Heartland

By Sarah Smarsh. (Scribner, 304 pages, $26.)

The subtitle of Sarah Smarsh's "Heartland" is "A Memoir of Working Hard and Being Broke in the Richest Country on Earth." Her timing is impeccable, given the country's growing divide around class. Her goal is nothing less than disputing the belief that some people — specifically "white trash" — are just meant to be, that the bad choices they make regarding sex or alcohol or jobs or education are, well, practically in their DNA and not the result of cultural forces.

She writes of her family, fifth-generation wheat farmers in Kansas on her dad's side, a legacy of teenage pregnancies on her mom's side. In the United States, she writes, "the shaming of the poor is a unique form of bigotry" that has less to do with race or gender than with "what your actions have failed to accomplish — financial success within capitalism — and the related implications about your worth in a supposed meritocracy." Successful white people denigrate poor white people for their failure to succeed as they have, she contends. In other words, without race as an excuse, impoverished white people are victims of their own bad choices. And there's not much anyone can do about that, eh?

This is a provocative, well-researched book for our times. Yet one nit: Smarsh sets up this book as a note to an imaginary daughter, a childhood creation who shaped many of Smarsh's own smart decisions by prompting her to think, "What would I tell my daughter to do?" Good tactic. Except that the resulting random sentences addressed to "you" always come as a surprise, the reader not being steeped in her life-altering experience.

Smarsh does bring her insistence on maintaining this trope to a decent explanation in her final pages, but by that time it all seems a little labored.

Importantly, she acknowledges that her own success as a university professor risks undermining her message that many decisions are taken out of the hands of "white trash" who would otherwise make other choices if they could. She says people often ask, "How did you get out?" Her answer: "Mine isn't a story about a destination that was reached but rather about sacrifices I don't believe anyone, certainly no child, should ever have to make." Which is about the only thing she can say. This is a difficult, but illuminating, book for these class-riven times.

KIM ODE

Miss Kopp Just Won't Quit By Amy Stewart. (Houghton Mifflin Harcourt, 309 pages, $26.)
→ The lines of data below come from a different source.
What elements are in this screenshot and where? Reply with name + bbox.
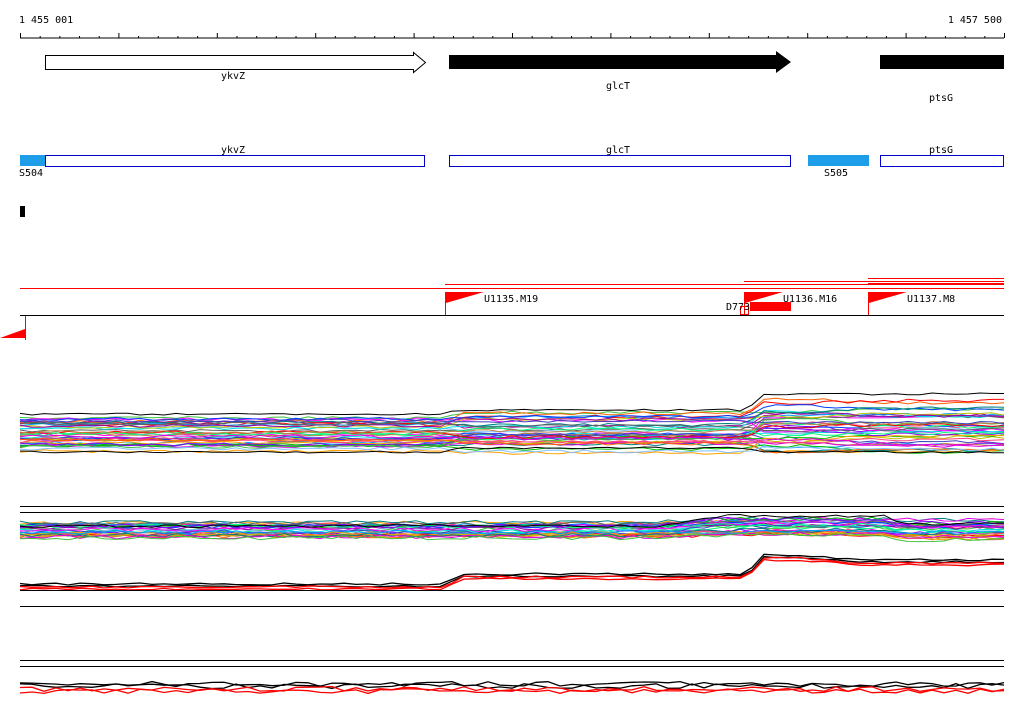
expression-profile-line bbox=[19, 434, 1005, 446]
segment-track: S504 ykvZ glcT S505 ptsG bbox=[19, 145, 1004, 179]
feature-label-U1136: U1136.M16 bbox=[783, 294, 837, 305]
expression-profile-line bbox=[19, 445, 1005, 454]
expression-profile-line bbox=[19, 532, 1005, 543]
expression-summary-line bbox=[19, 687, 1005, 695]
expression-profile-line bbox=[19, 522, 1005, 534]
feature-flag-U1135[interactable] bbox=[446, 292, 484, 303]
gene-arrow-glcT[interactable] bbox=[449, 51, 791, 73]
expression-summary-line bbox=[19, 553, 1005, 586]
gene-label-ykvZ: ykvZ bbox=[221, 71, 245, 82]
feature-label-U1137: U1137.M8 bbox=[907, 294, 955, 305]
expression-profile-line bbox=[19, 404, 1005, 421]
expression-summary-line bbox=[19, 685, 1005, 693]
segment-label-ptsG: ptsG bbox=[929, 145, 953, 156]
expression-profile-line bbox=[19, 427, 1005, 447]
expression-profile-line bbox=[19, 437, 1005, 454]
expression-profile-line bbox=[19, 423, 1005, 439]
segment-label-S504: S504 bbox=[19, 168, 43, 179]
segment-S504[interactable] bbox=[20, 155, 45, 166]
expression-envelope-line bbox=[19, 392, 1004, 416]
expression-profiles-panel-2 bbox=[19, 506, 1005, 543]
expression-profile-line bbox=[19, 412, 1005, 429]
ruler-end-label: 1 457 500 bbox=[948, 15, 1002, 26]
feature-flag-U1136[interactable] bbox=[745, 292, 783, 303]
position-marker bbox=[20, 206, 25, 217]
gene-ykvZ[interactable]: ykvZ bbox=[45, 51, 427, 83]
segment-ptsG[interactable] bbox=[880, 155, 1004, 167]
expression-summary-line bbox=[19, 555, 1005, 588]
expression-profile-line bbox=[19, 527, 1005, 538]
gene-track: ykvZ glcT ptsG bbox=[45, 51, 1004, 104]
gene-label-ptsG: ptsG bbox=[929, 93, 953, 104]
expression-profile-line bbox=[19, 522, 1005, 534]
ruler-start-label: 1 455 001 bbox=[19, 15, 73, 26]
expression-profile-line bbox=[19, 410, 1005, 431]
feature-label-D773: D773 bbox=[726, 302, 750, 313]
feature-flag-left[interactable] bbox=[0, 329, 25, 338]
expression-profiles-panel-4 bbox=[19, 660, 1005, 695]
gene-glcT[interactable]: glcT bbox=[449, 51, 791, 92]
segment-label-glcT: glcT bbox=[606, 145, 630, 156]
ruler-ticks bbox=[20, 33, 1005, 38]
segment-label-ykvZ: ykvZ bbox=[221, 145, 245, 156]
segment-label-S505: S505 bbox=[824, 168, 848, 179]
expression-profile-line bbox=[19, 418, 1005, 425]
gene-arrow-ptsG[interactable] bbox=[880, 55, 1004, 69]
coordinate-ruler: 1 455 001 1 457 500 bbox=[19, 15, 1005, 39]
expression-profile-line bbox=[19, 412, 1005, 427]
gene-label-glcT: glcT bbox=[606, 81, 630, 92]
expression-summary-line bbox=[19, 558, 1005, 591]
feature-mark-D773 bbox=[740, 306, 749, 315]
expression-profile-line bbox=[19, 441, 1005, 449]
expression-profile-line bbox=[19, 529, 1005, 535]
expression-profiles-panel-1 bbox=[19, 392, 1005, 455]
segment-ykvZ[interactable] bbox=[45, 155, 425, 167]
expression-envelope-line bbox=[19, 513, 1005, 529]
expression-profile-line bbox=[19, 411, 1005, 428]
expression-profile-line bbox=[19, 421, 1005, 433]
feature-block-D773[interactable] bbox=[750, 302, 791, 311]
gene-ptsG[interactable]: ptsG bbox=[880, 55, 1004, 104]
expression-summary-line bbox=[19, 682, 1005, 690]
gene-arrow-ykvZ[interactable] bbox=[45, 51, 427, 74]
expression-profile-line bbox=[19, 530, 1005, 541]
feature-label-U1135: U1135.M19 bbox=[484, 294, 538, 305]
feature-flag-U1137[interactable] bbox=[869, 292, 907, 303]
segment-glcT[interactable] bbox=[449, 155, 791, 167]
expression-profile-line bbox=[19, 421, 1005, 435]
expression-profile-line bbox=[19, 523, 1005, 535]
segment-S505[interactable] bbox=[808, 155, 869, 166]
expression-envelope-line bbox=[19, 446, 1005, 454]
expression-summary-panel bbox=[19, 553, 1005, 607]
expression-profile-line bbox=[19, 521, 1005, 532]
feature-track: U1135.M19 U1136.M16 D773 U1137.M8 bbox=[0, 278, 1004, 340]
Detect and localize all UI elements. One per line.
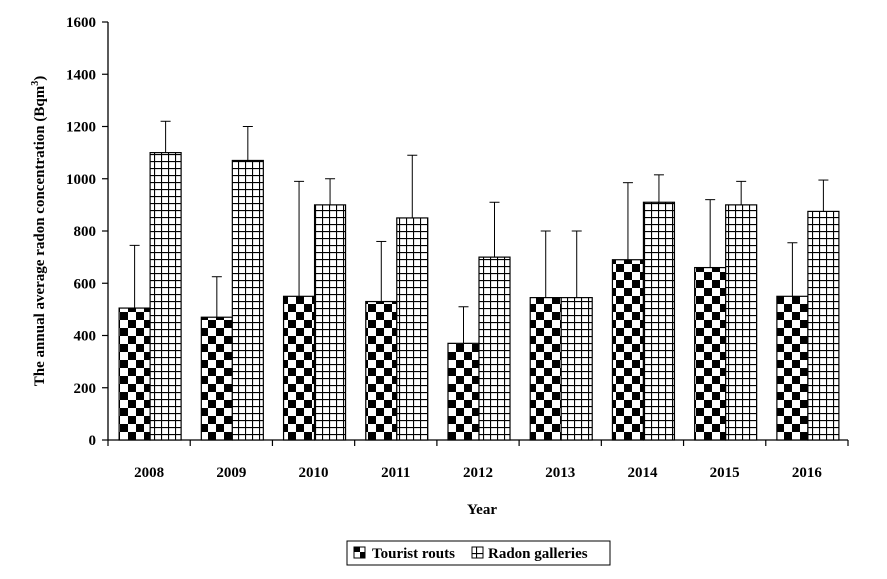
legend-swatch-radon-galleries: [471, 546, 484, 559]
x-tick-label: 2008: [134, 465, 164, 481]
x-tick-label: 2011: [381, 465, 410, 481]
y-tick-label: 200: [74, 381, 97, 397]
bar-tourist-routs-2009: [200, 316, 233, 441]
bar-tourist-routs-2011: [365, 300, 398, 441]
bar-radon-galleries-2012: [478, 256, 511, 441]
bar-radon-galleries-2011: [396, 217, 429, 441]
y-axis-title-superscript: 3: [30, 81, 41, 86]
bar-radon-galleries-2013: [560, 297, 593, 441]
bar-radon-galleries-2014: [642, 201, 676, 441]
legend: Tourist routs Radon galleries: [346, 540, 611, 566]
y-tick-label: 600: [74, 276, 97, 292]
y-axis-title-main: The annual average radon concentration (…: [32, 85, 48, 386]
x-tick-label: 2016: [792, 465, 823, 481]
bars: [118, 152, 840, 441]
bar-tourist-routs-2016: [776, 295, 809, 441]
x-tick-label: 2015: [710, 465, 740, 481]
legend-label-radon-galleries: Radon galleries: [488, 546, 588, 562]
y-tick-label: 1400: [66, 67, 96, 83]
x-tick-label: 2013: [545, 465, 575, 481]
y-tick-label: 0: [89, 433, 97, 449]
legend-label-tourist-routs: Tourist routs: [372, 546, 455, 562]
bar-radon-galleries-2016: [807, 210, 840, 441]
y-axis-title-close: ): [32, 76, 48, 81]
bar-tourist-routs-2010: [282, 295, 316, 441]
y-ticks: 0 200 400 600 800 1000 1200 1400 1600: [66, 15, 108, 449]
y-tick-label: 1600: [66, 15, 96, 31]
bar-tourist-routs-2015: [694, 266, 727, 441]
bar-radon-galleries-2015: [725, 204, 758, 441]
bar-tourist-routs-2012: [447, 342, 480, 441]
bar-tourist-routs-2014: [611, 259, 645, 441]
y-tick-label: 400: [74, 329, 97, 345]
bar-radon-galleries-2010: [313, 204, 347, 441]
bar-tourist-routs-2013: [529, 297, 562, 441]
x-tick-label: 2012: [463, 465, 493, 481]
x-tick-label: 2009: [216, 465, 246, 481]
error-bars: [129, 120, 829, 344]
x-tick-label: 2010: [299, 465, 329, 481]
legend-swatch-tourist-routs: [353, 546, 366, 559]
y-tick-label: 1200: [66, 120, 96, 136]
x-ticks: 2008 2009 2010 2011 2012 2013 2014 2015 2016: [107, 440, 849, 481]
y-tick-label: 800: [74, 224, 97, 240]
x-axis-title: Year: [467, 502, 497, 518]
bar-radon-galleries-2009: [231, 159, 264, 441]
bar-tourist-routs-2008: [118, 307, 151, 441]
y-tick-label: 1000: [66, 172, 96, 188]
y-axis-title: The annual average radon concentration (…: [30, 76, 48, 386]
x-tick-label: 2014: [627, 465, 658, 481]
bar-radon-galleries-2008: [149, 152, 182, 441]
The fourth, funniest and best of the Miss Kopp books finds Constance Kopp at a crossroads. It's the eve of the 1916 elections and the first female deputy in Hackensack, N.J., may be out of a job, since her supportive boss is running for national office and his likely successor can't stand her. While she waits for the results of the election, though, she keeps busy with a baffling case: A man has had his wife committed to an "insane asylum" for the fourth time, despite overwhelming evidence of her sanity. What gives?
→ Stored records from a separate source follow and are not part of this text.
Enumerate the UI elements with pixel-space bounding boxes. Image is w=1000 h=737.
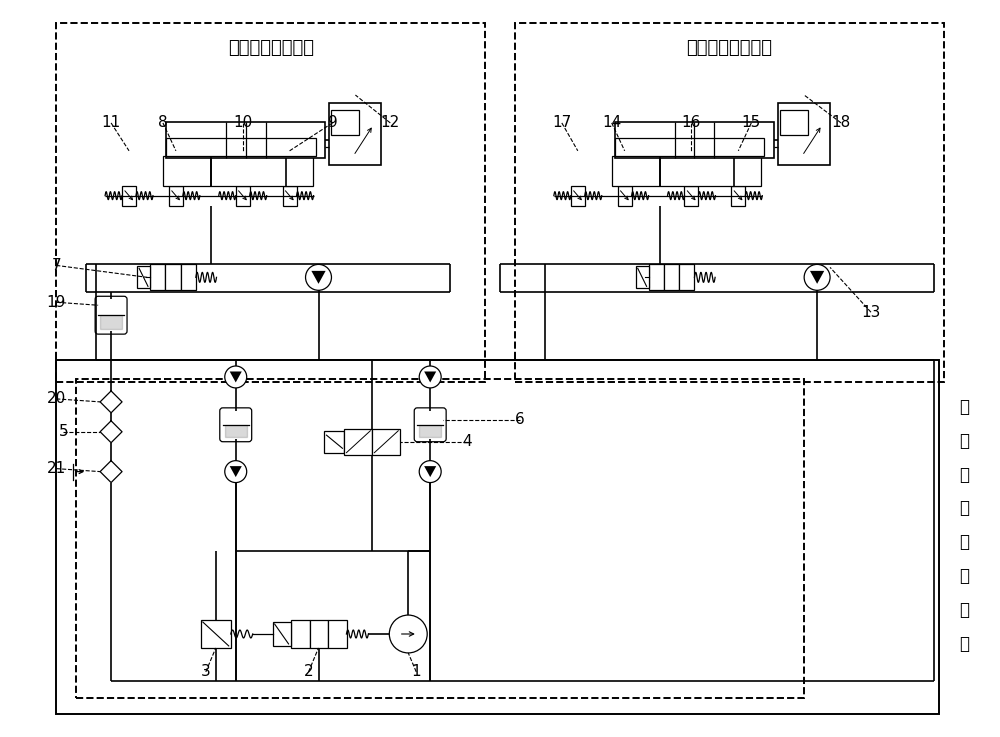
Text: 21: 21: [47, 461, 66, 476]
Bar: [137, 266, 150, 288]
Bar: [165, 265, 181, 290]
Text: 液: 液: [959, 398, 969, 416]
Text: 14: 14: [602, 116, 621, 130]
Bar: [201, 620, 231, 648]
Bar: [679, 265, 694, 290]
Bar: [150, 265, 165, 290]
Text: 13: 13: [861, 304, 881, 320]
Bar: [310, 620, 328, 648]
Bar: [778, 103, 830, 165]
Text: 3: 3: [201, 664, 211, 680]
Bar: [636, 266, 649, 288]
Bar: [56, 360, 939, 713]
Bar: [664, 265, 679, 290]
Circle shape: [419, 461, 441, 483]
Polygon shape: [100, 315, 122, 329]
Bar: [328, 620, 347, 648]
Polygon shape: [424, 466, 436, 477]
FancyBboxPatch shape: [220, 408, 252, 441]
Text: 19: 19: [47, 295, 66, 310]
Circle shape: [419, 366, 441, 388]
FancyBboxPatch shape: [414, 408, 446, 441]
Text: 15: 15: [742, 116, 761, 130]
Polygon shape: [810, 271, 824, 284]
Bar: [329, 103, 381, 165]
Text: 5: 5: [58, 425, 68, 439]
Bar: [618, 186, 632, 206]
Text: 18: 18: [831, 116, 851, 130]
Text: 第一液压驱动单元: 第一液压驱动单元: [228, 39, 314, 57]
Text: 元: 元: [959, 635, 969, 653]
Circle shape: [389, 615, 427, 653]
Bar: [181, 265, 196, 290]
Text: 油: 油: [959, 534, 969, 551]
Text: 两: 两: [959, 466, 969, 483]
Text: 11: 11: [101, 116, 121, 130]
Text: 8: 8: [158, 116, 168, 130]
Bar: [571, 186, 585, 206]
Bar: [515, 24, 944, 382]
Text: 级: 级: [959, 500, 969, 517]
Bar: [56, 24, 485, 382]
Polygon shape: [225, 425, 247, 437]
Bar: [166, 138, 316, 156]
Bar: [76, 379, 804, 698]
Text: 10: 10: [233, 116, 252, 130]
Bar: [166, 122, 325, 158]
Bar: [612, 156, 761, 186]
Text: 源: 源: [959, 567, 969, 585]
Text: 2: 2: [304, 664, 313, 680]
Text: 7: 7: [51, 258, 61, 273]
Bar: [684, 186, 698, 206]
Polygon shape: [230, 371, 242, 383]
Text: 4: 4: [462, 434, 472, 450]
Bar: [291, 620, 310, 648]
Text: 12: 12: [381, 116, 400, 130]
Polygon shape: [424, 371, 436, 383]
Bar: [615, 138, 764, 156]
Text: 1: 1: [411, 664, 421, 680]
Bar: [273, 622, 291, 646]
Text: 压: 压: [959, 432, 969, 450]
Bar: [731, 186, 745, 206]
Text: 6: 6: [515, 412, 525, 427]
Circle shape: [225, 366, 247, 388]
Bar: [331, 110, 359, 135]
Bar: [122, 186, 136, 206]
Bar: [236, 186, 250, 206]
Bar: [615, 122, 774, 158]
Circle shape: [306, 265, 331, 290]
Text: 单: 单: [959, 601, 969, 619]
Text: 16: 16: [682, 116, 701, 130]
Circle shape: [225, 461, 247, 483]
Text: 20: 20: [47, 391, 66, 406]
Bar: [780, 110, 808, 135]
Polygon shape: [311, 271, 326, 284]
Bar: [649, 265, 664, 290]
Polygon shape: [230, 466, 242, 477]
Polygon shape: [419, 425, 441, 437]
Circle shape: [804, 265, 830, 290]
Bar: [163, 156, 313, 186]
Text: 第二液压驱动单元: 第二液压驱动单元: [686, 39, 772, 57]
Text: 9: 9: [328, 116, 337, 130]
Text: 17: 17: [552, 116, 571, 130]
Bar: [283, 186, 297, 206]
Bar: [169, 186, 183, 206]
Bar: [344, 429, 372, 455]
FancyBboxPatch shape: [95, 296, 127, 334]
Bar: [324, 430, 344, 453]
Bar: [372, 429, 400, 455]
The answer, as in most of Kopp's cases, is that the wife has the misfortune of living in a time when men make all the decisions. A feminist before the word was widely used, Kopp does what she can to ease the lives of the women in the Bergen County jail, most of whom are there because they're poor or depressed, while fulfilling her deputy duties as capably as her male colleagues. Here she is, for instance, when a convict makes a break for it in the opening pages: "I did what any officer of the law would do: I tucked my handbag under my arm, gathered my skirts in my hands, and ran him down."
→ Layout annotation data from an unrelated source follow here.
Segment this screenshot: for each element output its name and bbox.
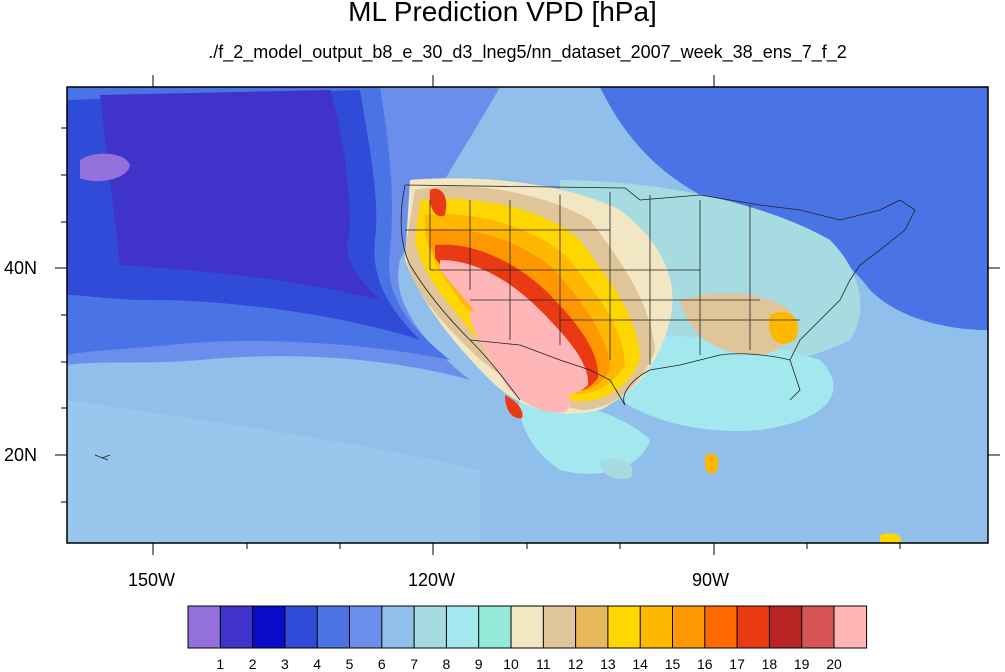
colorbar-swatch xyxy=(801,605,835,649)
colorbar-swatch xyxy=(316,605,351,649)
colorbar-label: 10 xyxy=(503,656,519,672)
colorbar-label: 18 xyxy=(761,656,778,672)
colorbar-label: 11 xyxy=(536,656,551,672)
colorbar-swatch xyxy=(252,605,286,649)
colorbar-swatch xyxy=(736,605,771,649)
colorbar-swatch xyxy=(575,605,609,649)
vpd-field xyxy=(67,87,988,543)
colorbar-label: 20 xyxy=(826,656,842,672)
colorbar-swatch xyxy=(284,605,318,649)
colorbar-label: 6 xyxy=(377,656,386,672)
colorbar-swatch xyxy=(349,605,383,649)
lon-label-90w: 90W xyxy=(692,570,730,590)
colorbar-label: 12 xyxy=(567,656,584,672)
axis-ticks xyxy=(55,75,1000,555)
colorbar-swatch xyxy=(607,605,642,649)
map-title: ML Prediction VPD [hPa] xyxy=(348,0,657,27)
colorbar xyxy=(187,605,868,649)
colorbar-swatch xyxy=(381,605,415,649)
colorbar-swatch xyxy=(639,605,674,649)
colorbar-label: 7 xyxy=(410,656,418,672)
colorbar-label: 17 xyxy=(729,656,745,672)
boundaries xyxy=(94,184,916,461)
colorbar-swatch xyxy=(413,605,448,649)
colorbar-swatch xyxy=(187,605,222,649)
lat-label-20n: 20N xyxy=(4,445,38,465)
colorbar-swatch xyxy=(704,605,738,649)
colorbar-label: 14 xyxy=(632,656,648,672)
colorbar-label: 4 xyxy=(313,656,322,672)
colorbar-label: 1 xyxy=(216,656,225,672)
lon-label-150w: 150W xyxy=(128,570,176,590)
colorbar-label: 8 xyxy=(442,656,451,672)
lon-label-120w: 120W xyxy=(408,570,456,590)
colorbar-swatch xyxy=(542,605,577,649)
colorbar-label: 19 xyxy=(793,656,810,672)
colorbar-swatch xyxy=(672,605,706,649)
colorbar-swatch xyxy=(833,605,868,649)
colorbar-swatch xyxy=(510,605,545,649)
colorbar-swatch xyxy=(445,605,480,649)
colorbar-label: 15 xyxy=(664,656,681,672)
colorbar-label: 2 xyxy=(248,656,257,672)
map-subtitle: ./f_2_model_output_b8_e_30_d3_lneg5/nn_d… xyxy=(208,42,847,62)
colorbar-label: 5 xyxy=(345,656,354,672)
colorbar-label: 3 xyxy=(280,656,289,672)
colorbar-label: 16 xyxy=(697,656,713,672)
colorbar-swatch xyxy=(768,605,803,649)
colorbar-label: 9 xyxy=(474,656,483,672)
colorbar-swatch xyxy=(478,605,512,649)
lat-label-40n: 40N xyxy=(4,258,38,278)
colorbar-swatch xyxy=(219,605,254,649)
colorbar-label: 13 xyxy=(600,656,616,672)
Kopp's first-person account is wry and un-self-pitying, despite the long odds she faces both at the job and at home, where her quirky sisters are after her to bring home more money and less notoriety. The novel is more interested in characters than plot but it's great fun — fans of the Maisie Dobbs series will love it — and a timely reminder that women have been fighting the equity battle for generations.